There is no way that I will support government assistance to home builders. Let me give you some reasons why.
First, there is a glut of homes on the market already. This inventory, mainly of foreclosed houses(many never lived in), will take several years to clear away. The last thing we need is more new homes fueled by taxpayer funded projects.
We do need infrastructure, we do not need more houses. Also, it was builders who shouldered a major part of the blame for the housing bust. Let me explain why. We purchased two new homes, two years apart, from a large national builder operating in the Las Vegas area.
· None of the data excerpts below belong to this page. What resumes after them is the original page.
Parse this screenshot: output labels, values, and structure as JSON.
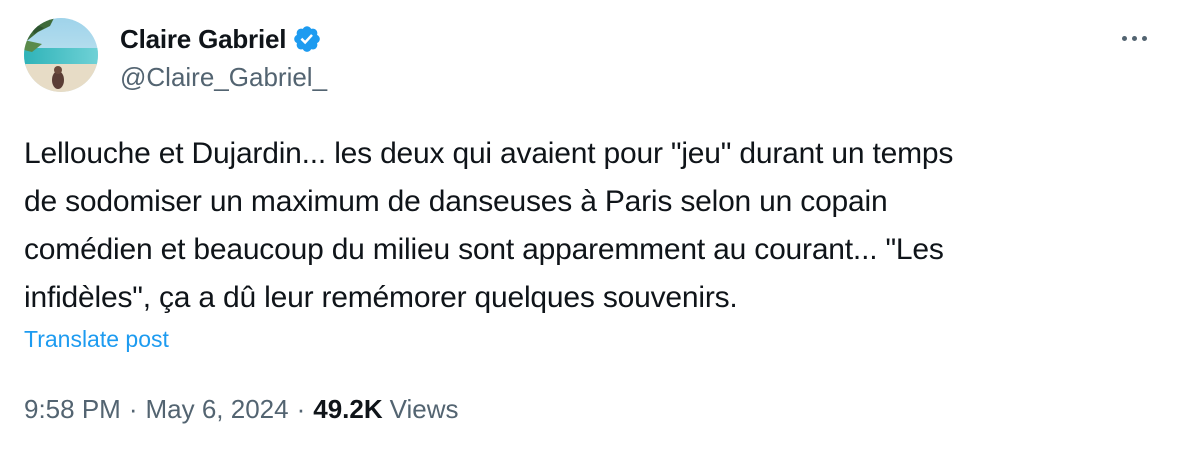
{
  "author": {
    "display_name": "Claire Gabriel",
    "handle": "@Claire_Gabriel_",
    "verified": true
  },
  "tweet": {
    "text_lines": [
      "Lellouche et Dujardin... les deux qui avaient pour \"jeu\" durant un temps",
      "de sodomiser un maximum de danseuses à Paris selon un copain",
      "comédien et beaucoup du milieu sont apparemment au courant... \"Les",
      "infidèles\", ça a dû leur remémorer quelques souvenirs."
    ],
    "translate_label": "Translate post",
    "time": "9:58 PM",
    "date": "May 6, 2024",
    "separator": "·",
    "views_count": "49.2K",
    "views_label": "Views"
  },
  "icons": {
    "verified": "verified-badge-icon",
    "more": "more-options-icon",
    "avatar": "beach-photo-avatar"
  },
  "colors": {
    "accent": "#1d9bf0",
    "text_primary": "#0f1419",
    "text_secondary": "#536471",
    "background": "#ffffff"
  }
}
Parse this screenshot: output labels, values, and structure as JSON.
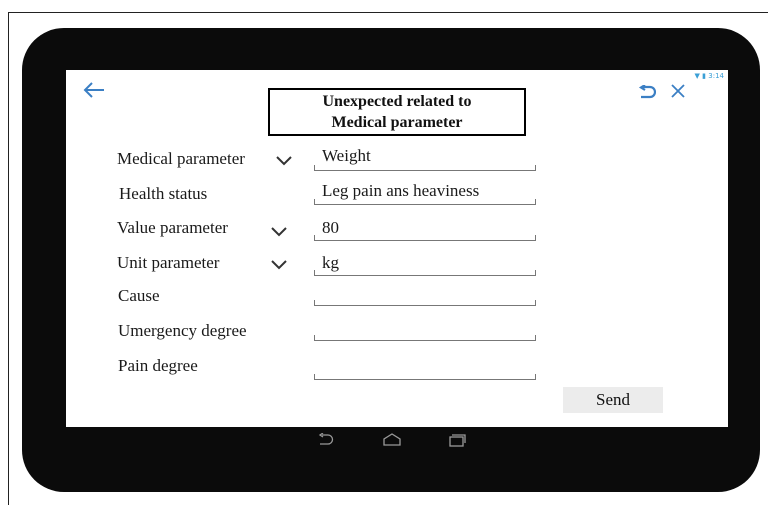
{
  "status_bar": {
    "time": "3:14"
  },
  "header": {
    "title_line1": "Unexpected  related to",
    "title_line2": "Medical parameter"
  },
  "form": {
    "rows": [
      {
        "label": "Medical parameter",
        "value": "Weight",
        "has_dropdown": true
      },
      {
        "label": "Health status",
        "value": "Leg pain ans heaviness",
        "has_dropdown": false
      },
      {
        "label": "Value parameter",
        "value": "80",
        "has_dropdown": true
      },
      {
        "label": "Unit parameter",
        "value": "kg",
        "has_dropdown": true
      },
      {
        "label": "Cause",
        "value": "",
        "has_dropdown": false
      },
      {
        "label": "Umergency degree",
        "value": "",
        "has_dropdown": false
      },
      {
        "label": "Pain degree",
        "value": "",
        "has_dropdown": false
      }
    ],
    "send_label": "Send"
  },
  "icons": {
    "back": "back-arrow-icon",
    "undo": "undo-icon",
    "close": "close-icon",
    "nav_back": "nav-back-icon",
    "nav_home": "nav-home-icon",
    "nav_recents": "nav-recents-icon",
    "chevron": "chevron-down-icon"
  },
  "colors": {
    "accent": "#3b7fc4",
    "tablet_bezel": "#0b0b0b",
    "status_icons": "#3b9fd6"
  }
}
This builder today has pulled in its horns in the Las Vegas area–not much is being done by them at all. Let me first say that this builder produces a fine quality home, and has an excellent customer service organization. That being said, they are presently sitting atop a billion dollars in cash, and in my opinion helped to fuel the overbuilt nature of the market by overselling to investors.
This same builder also, in my opinion, contributed to the mortgage default crisis in the housing market. This is the way that happened. The builder owned its own lending entity, and financed many of the houses that it built through its captive mortgage entity. The builder offered buyers major incentives to finance their house purchases through this captive lender that the builder owned. Many of these loans were made to investors who never would occupy these homes, and the terms of the loans were usually very favorable, low initial interest, with increases later in the interest rates–creative loans.
Shortly after closing, the loan was offloaded to another lending institution for servicing. The builder received its money right away, leaving the servicing institution with the liability for collecting payments against the mortgage. Shortly afterward many of the loans went into default–these today make up a part of the "toxic" paper that is flowing throughout the mortgage market.
There is no place in my opinion for any home builder to receive one dime of taxpayer money–not only is this an inequitable outcome, it would unduly exacerbate the very problems that we face in the current housing market crisis.